Glucose is een belangrijke energiebron voor het lichaam en er moet altijd een bepaalde hoeveelheid glucose of suiker in het bloed aanwezig zijn om ervoor te zorgen dat deze energie alle lichaamscellen bereikt. Maar een probleem bij zowel prediabetes als diabetes is dat er teveel suiker in het bloed blijft, en na verloop van tijd kunnen deze abnormaal hoge niveaus het lichaam schaden. Om het risico op gezondheidsproblemen te verminderen, moeten bloedsuikers zo dicht mogelijk bij een normaal bereik worden gehouden.

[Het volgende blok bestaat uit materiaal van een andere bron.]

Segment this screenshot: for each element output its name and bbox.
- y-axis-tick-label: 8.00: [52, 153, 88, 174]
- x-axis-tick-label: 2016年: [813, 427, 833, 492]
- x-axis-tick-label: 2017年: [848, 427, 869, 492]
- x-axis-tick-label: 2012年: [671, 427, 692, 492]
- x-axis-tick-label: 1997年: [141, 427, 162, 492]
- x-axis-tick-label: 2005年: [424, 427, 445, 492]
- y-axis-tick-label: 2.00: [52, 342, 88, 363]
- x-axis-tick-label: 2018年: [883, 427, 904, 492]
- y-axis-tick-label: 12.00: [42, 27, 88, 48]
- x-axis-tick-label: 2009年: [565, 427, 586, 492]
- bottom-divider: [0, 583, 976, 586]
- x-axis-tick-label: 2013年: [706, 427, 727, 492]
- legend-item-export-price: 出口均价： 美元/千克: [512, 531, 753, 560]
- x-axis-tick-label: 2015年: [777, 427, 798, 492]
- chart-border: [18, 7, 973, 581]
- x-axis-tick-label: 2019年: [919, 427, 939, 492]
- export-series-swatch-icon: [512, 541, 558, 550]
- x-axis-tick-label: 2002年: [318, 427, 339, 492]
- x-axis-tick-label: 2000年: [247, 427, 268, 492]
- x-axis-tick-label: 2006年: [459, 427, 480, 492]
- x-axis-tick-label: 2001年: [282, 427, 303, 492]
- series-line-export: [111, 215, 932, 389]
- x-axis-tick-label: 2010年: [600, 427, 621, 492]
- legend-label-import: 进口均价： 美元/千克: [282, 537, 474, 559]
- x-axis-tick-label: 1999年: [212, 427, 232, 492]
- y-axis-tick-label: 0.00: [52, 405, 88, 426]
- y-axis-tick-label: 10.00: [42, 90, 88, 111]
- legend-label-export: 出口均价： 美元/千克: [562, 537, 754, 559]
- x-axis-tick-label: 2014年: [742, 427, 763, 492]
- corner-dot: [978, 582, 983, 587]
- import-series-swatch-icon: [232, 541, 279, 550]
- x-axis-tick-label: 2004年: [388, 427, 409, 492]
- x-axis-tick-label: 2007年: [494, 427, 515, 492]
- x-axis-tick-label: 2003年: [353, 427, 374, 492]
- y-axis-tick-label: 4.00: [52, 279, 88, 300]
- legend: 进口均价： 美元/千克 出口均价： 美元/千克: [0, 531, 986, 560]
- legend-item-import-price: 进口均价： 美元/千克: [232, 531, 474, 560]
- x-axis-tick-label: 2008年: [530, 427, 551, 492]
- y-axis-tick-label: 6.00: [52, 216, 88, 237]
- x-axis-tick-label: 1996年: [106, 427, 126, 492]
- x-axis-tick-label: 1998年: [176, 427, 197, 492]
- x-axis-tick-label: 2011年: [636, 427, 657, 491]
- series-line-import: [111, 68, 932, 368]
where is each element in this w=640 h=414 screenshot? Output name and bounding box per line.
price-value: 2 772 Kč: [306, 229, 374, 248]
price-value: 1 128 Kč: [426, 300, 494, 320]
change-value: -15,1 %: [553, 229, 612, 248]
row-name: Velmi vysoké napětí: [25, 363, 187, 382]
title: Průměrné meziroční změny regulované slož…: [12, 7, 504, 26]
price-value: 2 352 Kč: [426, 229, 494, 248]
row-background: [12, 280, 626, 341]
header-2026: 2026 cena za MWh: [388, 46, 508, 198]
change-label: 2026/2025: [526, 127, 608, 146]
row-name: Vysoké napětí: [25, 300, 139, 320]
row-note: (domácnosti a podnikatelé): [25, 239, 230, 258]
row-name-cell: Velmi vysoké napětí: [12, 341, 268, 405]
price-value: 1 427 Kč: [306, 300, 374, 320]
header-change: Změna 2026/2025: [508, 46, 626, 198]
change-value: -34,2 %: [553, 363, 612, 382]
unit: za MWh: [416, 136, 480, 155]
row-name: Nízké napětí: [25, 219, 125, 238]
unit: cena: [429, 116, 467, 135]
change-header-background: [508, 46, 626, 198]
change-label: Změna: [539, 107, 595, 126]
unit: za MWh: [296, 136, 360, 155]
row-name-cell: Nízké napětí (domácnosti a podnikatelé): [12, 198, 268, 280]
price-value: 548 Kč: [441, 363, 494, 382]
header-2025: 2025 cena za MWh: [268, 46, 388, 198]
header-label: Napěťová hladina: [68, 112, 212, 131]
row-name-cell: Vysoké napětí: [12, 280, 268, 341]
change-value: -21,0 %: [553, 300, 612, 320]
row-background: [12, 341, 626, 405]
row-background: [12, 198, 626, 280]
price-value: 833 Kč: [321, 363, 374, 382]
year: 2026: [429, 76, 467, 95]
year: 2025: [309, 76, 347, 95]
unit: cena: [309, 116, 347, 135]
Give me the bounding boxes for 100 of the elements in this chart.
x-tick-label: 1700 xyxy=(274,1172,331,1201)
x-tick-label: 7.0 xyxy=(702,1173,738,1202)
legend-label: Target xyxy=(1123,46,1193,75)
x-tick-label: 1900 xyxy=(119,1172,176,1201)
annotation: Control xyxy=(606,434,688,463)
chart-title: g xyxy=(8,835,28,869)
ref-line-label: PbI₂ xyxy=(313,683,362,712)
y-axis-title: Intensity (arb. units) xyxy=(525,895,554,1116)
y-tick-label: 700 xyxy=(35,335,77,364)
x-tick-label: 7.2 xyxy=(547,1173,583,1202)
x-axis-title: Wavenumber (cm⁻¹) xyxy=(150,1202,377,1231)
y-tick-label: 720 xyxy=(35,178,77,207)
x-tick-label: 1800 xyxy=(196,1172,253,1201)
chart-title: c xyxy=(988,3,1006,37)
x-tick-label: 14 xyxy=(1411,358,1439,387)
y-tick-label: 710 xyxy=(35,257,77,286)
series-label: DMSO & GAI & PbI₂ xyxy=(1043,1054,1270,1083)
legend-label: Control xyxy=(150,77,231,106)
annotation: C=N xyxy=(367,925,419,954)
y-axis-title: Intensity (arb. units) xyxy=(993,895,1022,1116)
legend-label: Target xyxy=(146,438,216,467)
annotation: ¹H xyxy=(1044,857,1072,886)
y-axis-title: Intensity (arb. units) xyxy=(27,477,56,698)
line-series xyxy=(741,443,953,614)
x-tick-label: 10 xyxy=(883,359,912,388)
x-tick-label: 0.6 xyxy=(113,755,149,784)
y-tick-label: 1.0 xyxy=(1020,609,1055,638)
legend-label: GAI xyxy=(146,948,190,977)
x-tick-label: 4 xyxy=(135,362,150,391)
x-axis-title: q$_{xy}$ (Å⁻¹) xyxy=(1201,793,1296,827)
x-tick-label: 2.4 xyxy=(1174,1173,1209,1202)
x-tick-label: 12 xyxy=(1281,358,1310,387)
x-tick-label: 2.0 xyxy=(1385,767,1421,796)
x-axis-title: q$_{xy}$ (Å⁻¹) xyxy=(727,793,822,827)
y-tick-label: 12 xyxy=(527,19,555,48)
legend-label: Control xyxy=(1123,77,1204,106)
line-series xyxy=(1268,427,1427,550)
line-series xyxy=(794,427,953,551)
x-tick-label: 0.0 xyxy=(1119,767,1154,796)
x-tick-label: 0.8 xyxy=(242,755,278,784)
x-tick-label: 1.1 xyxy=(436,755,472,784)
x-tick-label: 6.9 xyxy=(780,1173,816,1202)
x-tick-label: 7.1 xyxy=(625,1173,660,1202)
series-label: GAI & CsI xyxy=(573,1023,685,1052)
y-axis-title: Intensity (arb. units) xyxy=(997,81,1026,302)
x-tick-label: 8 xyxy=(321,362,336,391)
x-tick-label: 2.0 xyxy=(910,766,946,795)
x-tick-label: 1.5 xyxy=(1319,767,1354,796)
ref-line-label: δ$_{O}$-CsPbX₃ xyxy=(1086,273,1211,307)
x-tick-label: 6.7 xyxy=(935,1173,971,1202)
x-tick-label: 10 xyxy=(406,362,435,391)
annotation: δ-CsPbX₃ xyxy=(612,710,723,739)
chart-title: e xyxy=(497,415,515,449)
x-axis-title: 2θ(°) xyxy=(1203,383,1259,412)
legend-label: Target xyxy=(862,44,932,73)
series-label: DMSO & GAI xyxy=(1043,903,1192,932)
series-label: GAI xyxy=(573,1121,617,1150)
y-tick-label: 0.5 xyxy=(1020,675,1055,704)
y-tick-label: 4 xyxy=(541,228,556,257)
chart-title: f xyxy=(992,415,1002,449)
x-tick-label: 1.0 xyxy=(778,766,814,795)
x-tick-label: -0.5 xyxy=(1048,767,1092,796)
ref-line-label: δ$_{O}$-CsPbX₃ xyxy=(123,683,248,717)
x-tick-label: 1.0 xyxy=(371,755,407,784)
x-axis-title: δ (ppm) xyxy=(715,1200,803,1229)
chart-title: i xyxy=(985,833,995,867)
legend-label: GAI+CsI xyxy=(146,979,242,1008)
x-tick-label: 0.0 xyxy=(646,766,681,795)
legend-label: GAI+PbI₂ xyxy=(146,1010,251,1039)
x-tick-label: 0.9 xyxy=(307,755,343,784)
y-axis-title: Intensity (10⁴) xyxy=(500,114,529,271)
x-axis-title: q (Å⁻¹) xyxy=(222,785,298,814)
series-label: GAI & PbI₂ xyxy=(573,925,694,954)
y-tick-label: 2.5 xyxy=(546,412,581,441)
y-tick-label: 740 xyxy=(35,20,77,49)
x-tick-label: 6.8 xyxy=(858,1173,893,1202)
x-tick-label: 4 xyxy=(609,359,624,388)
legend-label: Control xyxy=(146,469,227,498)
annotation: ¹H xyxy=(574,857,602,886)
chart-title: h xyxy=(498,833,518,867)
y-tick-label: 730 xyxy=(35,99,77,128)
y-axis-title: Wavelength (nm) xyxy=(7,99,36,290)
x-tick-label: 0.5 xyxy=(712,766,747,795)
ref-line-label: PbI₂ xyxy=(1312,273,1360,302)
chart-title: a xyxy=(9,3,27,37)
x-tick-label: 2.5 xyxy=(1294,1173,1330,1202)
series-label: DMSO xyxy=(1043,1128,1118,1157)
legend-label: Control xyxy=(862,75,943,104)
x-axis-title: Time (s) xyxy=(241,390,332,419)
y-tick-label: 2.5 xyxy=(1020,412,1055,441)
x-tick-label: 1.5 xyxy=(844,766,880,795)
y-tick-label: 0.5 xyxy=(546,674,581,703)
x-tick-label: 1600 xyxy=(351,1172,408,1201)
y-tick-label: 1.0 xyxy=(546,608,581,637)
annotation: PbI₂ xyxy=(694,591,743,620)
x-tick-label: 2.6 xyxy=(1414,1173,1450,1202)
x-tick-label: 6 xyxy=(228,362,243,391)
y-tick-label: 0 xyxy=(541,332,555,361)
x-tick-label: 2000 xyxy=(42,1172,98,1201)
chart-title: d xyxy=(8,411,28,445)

Het monitoren van uw eigen bloedsuiker is de enige manier om te weten of u uw dagelijkse metingen - zowel voor als na de maaltijd - binnen een acceptabel bereik houdt.
Bloedsuikers controleren
Zelfcontrole van bloedsuikers wordt bereikt met behulp van een glucosemeter of een continue glucosemonitor (CGM). Om een glucosemeter te gebruiken, wordt een kleine druppel bloed, meestal uit de vingertoppen, op een teststrip geplaatst die in de meter wordt ingebracht. Binnen enkele seconden geeft de meter een bloedsuikermeting. Een andere manier om de bloedsuiker te controleren, is door een CGM te gebruiken, waarbij een kleine sensordraad onder de huid glucose in de vloeistof tussen uw cellen meet en de informatie draadloos naar een monitor, insulinepomp of smartphone stuurt.
Bloedsuikerdoelstellingen
De hoeveelheid suiker in het bloed is niet constant en kan van minuut tot minuut variëren. Uw doel is dus geen specifiek bloedsuikergetal, maar een acceptabel of doelbereik. Na het vasten heeft een persoon zonder diabetes of prediabetes een bloedsuiker tussen 70 en 99 mg / dl, volgens de American Diabetes Association (ADA). Als een persoon een diagnose van diabetes heeft, ligt het doelbereik van ADA voor thuiscontroles van nuchterheid of premeale bloedsuikers tussen 80 en 130 mg / dl. ADA heeft nog geen specifieke testdoelen voor prediabetes, dus vraag uw arts om advies. Mensen met prediabetes moeten echter proberen om waarden te bereiken die ten minste binnen het streefbereik van diabetes liggen.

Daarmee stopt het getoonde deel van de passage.